Sie freute sich natürlich darauf, nach Hollywood zurückzukehren und von Erik und den Produzenten zu erfahren, welche wunderbaren Projekte auf sie warteten. Nichtsdestotrotz nagte etwas an ihr. Eine innere Stimme hielt ihr vor, dass sie vielleicht wieder einmal die falsche Wahl traf.
Entschlossen, diese Stimme zu ignorieren, konzentrierte sie sich auf ihre Ankunft. Diesmal würde sie nicht den gleichen Fehler machen wie im Frühsommer auf dem Flughafen von Dublin. Sie hatte alles Notwendige im Handgepäck – darunter auch reichlich Make-up und Kleidung zum Wechseln. Vor allem aber hatte sie seit Ewigkeiten keinen Alkohol mehr angerührt, sodass sie heute keinen Kater hatte. Nein, diesmal würde sie einfach umwerfend aussehen, wenn sie aus dem Flieger stieg.

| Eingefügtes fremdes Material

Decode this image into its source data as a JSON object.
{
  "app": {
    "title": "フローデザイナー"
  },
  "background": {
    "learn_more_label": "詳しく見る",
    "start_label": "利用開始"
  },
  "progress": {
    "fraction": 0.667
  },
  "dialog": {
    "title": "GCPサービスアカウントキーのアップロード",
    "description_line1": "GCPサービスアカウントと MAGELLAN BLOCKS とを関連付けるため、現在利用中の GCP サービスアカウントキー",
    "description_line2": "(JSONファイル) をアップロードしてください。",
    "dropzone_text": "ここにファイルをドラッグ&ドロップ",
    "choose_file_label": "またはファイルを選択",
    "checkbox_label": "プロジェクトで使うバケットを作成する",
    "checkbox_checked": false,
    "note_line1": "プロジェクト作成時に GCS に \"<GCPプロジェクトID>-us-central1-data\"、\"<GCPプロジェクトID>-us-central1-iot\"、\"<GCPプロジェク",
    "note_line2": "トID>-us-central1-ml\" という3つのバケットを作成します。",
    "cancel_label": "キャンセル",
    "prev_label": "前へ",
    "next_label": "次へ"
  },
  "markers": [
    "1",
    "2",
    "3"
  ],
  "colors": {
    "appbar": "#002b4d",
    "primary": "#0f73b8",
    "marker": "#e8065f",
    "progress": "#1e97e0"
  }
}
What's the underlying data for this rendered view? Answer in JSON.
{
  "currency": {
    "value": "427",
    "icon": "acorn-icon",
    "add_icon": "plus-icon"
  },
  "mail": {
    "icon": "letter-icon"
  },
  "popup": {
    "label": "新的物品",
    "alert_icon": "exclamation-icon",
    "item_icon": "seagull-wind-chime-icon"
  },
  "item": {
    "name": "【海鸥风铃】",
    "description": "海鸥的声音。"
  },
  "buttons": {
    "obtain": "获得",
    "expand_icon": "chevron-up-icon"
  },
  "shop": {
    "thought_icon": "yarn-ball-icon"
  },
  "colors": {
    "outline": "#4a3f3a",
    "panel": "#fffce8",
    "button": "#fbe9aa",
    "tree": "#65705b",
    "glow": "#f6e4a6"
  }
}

Ruth spürte, wie sich in ihrem Bauch etwas regte, und legte die Hände darauf. Sie stellte sich vor, dass ihr Kind irgendwann einmal auf den Fotos von diesem Tag sehen würde, wie seine Mummy triumphierend das Flughafengebäude verließ, auf dem Weg zu ihrem Agenten, um über die Filmrolle ihres Lebens zu sprechen. Als sie lächelnd über ihren Bauch strich, spürte sie weitere Bewegungen.